ANDREA BERLIN: I found myself excavating the room of a house that somebody had lived in, in around 800 BCE.

SINER: Oh, my gosh.

BERLIN: That's what I thought. I felt like a time traveler.

SINER: Berlin studies people in the Mediterranean from 2- or 3,000 years ago. She finds their sculptures and tools, and lots of pottery. But one thing she doesn't find is their audio.

BERLIN: I think archaeologists are jealous of historians who have modern information sources - audio, for example; individual interviews and shows and recordings.

SINER: Because sound adds another layer of context to history. Gene DeAnna at the Library of Congress has an example.

GENE DEANNA: Hearing Martin Luther King's "I Have a Dream" speech.

(SOUNDBITE OF ARCHIVED RECORDING)

THE REV. DR. MARTIN LUTHER KING JR: I have a dream that one day, this nation will rise up and live out the true meaning of its creed...

DEANNA: To hear him say it, rather than read the words, is a much more visceral and significant, I think, medium for it.

SINER: DeAnna oversees the library's decades-long project to digitize the sounds of the past, from iconic speeches...

(SOUNDBITE OF ARCHIVED RECORDING)

PRESIDENT FRANKLIN D. ROOSEVELT: That the only thing we have to fear is fear itself...

SINER: ...to patriotic songs from World War I...

(SOUNDBITE OF ARCHIVED RECORDING)

UNIDENTIFIED SINGER: (Singing) Make your mother proud of you and the old red, white and blue

SINER: ...to operatic tenor Enrico Caruso, singing in 1904.
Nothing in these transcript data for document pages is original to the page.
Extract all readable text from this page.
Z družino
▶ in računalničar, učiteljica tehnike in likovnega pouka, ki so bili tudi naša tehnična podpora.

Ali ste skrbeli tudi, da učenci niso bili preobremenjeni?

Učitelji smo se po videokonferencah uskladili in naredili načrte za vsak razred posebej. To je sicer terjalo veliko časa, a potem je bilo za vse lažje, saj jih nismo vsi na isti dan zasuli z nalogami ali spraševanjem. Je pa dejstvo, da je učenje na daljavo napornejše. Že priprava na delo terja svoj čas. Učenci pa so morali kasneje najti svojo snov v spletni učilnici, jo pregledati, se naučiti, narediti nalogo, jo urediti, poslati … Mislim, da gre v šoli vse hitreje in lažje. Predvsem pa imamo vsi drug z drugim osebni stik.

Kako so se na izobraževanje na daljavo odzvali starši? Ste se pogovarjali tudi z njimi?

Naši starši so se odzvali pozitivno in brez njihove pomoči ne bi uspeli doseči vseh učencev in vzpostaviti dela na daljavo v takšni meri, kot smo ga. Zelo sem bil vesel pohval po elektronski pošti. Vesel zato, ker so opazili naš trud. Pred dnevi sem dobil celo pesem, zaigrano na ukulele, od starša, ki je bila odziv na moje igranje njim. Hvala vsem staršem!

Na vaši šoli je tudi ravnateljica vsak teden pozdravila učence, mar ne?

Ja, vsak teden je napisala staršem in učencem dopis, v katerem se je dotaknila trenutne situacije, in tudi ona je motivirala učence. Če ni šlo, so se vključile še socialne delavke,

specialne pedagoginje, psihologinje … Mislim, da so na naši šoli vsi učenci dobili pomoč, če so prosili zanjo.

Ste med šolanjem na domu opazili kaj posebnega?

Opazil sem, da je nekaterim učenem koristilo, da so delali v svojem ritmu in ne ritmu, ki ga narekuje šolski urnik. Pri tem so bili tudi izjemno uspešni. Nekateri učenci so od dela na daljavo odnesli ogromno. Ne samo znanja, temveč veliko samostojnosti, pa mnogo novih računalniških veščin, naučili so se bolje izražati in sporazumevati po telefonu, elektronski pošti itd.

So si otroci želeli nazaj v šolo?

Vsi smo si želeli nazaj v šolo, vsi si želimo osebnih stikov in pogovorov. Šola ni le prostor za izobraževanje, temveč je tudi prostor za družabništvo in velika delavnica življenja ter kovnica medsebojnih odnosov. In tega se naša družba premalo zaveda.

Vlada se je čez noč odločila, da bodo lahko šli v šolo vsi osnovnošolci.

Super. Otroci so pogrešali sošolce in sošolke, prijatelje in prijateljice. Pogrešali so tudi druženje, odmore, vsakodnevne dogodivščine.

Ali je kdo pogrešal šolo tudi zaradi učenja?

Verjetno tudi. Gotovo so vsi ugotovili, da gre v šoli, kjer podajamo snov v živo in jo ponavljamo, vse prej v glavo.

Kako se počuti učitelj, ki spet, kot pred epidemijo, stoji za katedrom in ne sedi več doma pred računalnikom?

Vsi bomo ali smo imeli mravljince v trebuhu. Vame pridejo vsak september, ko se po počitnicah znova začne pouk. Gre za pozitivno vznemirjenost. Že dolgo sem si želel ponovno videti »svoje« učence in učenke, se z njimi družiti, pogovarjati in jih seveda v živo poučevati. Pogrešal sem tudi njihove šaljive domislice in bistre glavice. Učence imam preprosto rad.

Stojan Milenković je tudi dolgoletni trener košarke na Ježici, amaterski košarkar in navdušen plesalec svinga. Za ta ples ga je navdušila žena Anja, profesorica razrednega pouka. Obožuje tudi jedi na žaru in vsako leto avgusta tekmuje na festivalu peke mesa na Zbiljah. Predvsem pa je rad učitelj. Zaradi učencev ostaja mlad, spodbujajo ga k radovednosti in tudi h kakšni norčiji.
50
ENRICO CARUSO: (Singing in foreign language)

SINER: But preserving audio is a bigger job than it sounds. When working with old formats, it's a race against time. With wax cylinders from the 1890s, the heat from your hands can cause them to crack. Records made of glass during World War II are so fragile that they can break even when they're handled properly. And DeAnna says if it's on a cassette tape, it's automatically at risk.

DEANNA: No matter how well it was recorded, by whom, on what equipment, it's on a cassette, and it's just a terrible format for archiving.

SINER: So this is a big job. They're digitizing about 15,000 recordings a year. And that's only a fraction of what they have.

DEANNA: We're probably acquiring between 50- and 100,000 a year. We're at least stabilizing them in a good environment so that their deterioration will slow down. And we'll, hopefully, get to most of them before they're lost.

SINER: The good news is, they're not the only ones working on it. Other institutions - like the Harvard Library and Lawrence Berkeley National Laboratory - are also making strides in preserving audio. The trick is preserving not only the audio from the past, but also the audio we're recording today.

Andrea Berlin says if that survives, future archaeologists will be thrilled.

BERLIN: I'm always thinking: Well, in 200 years and in 500 years and in 1,000 years, there will be other people studying us. Maybe they'll be able to hear us.

SINER: Emily Siner, NPR News, Washington.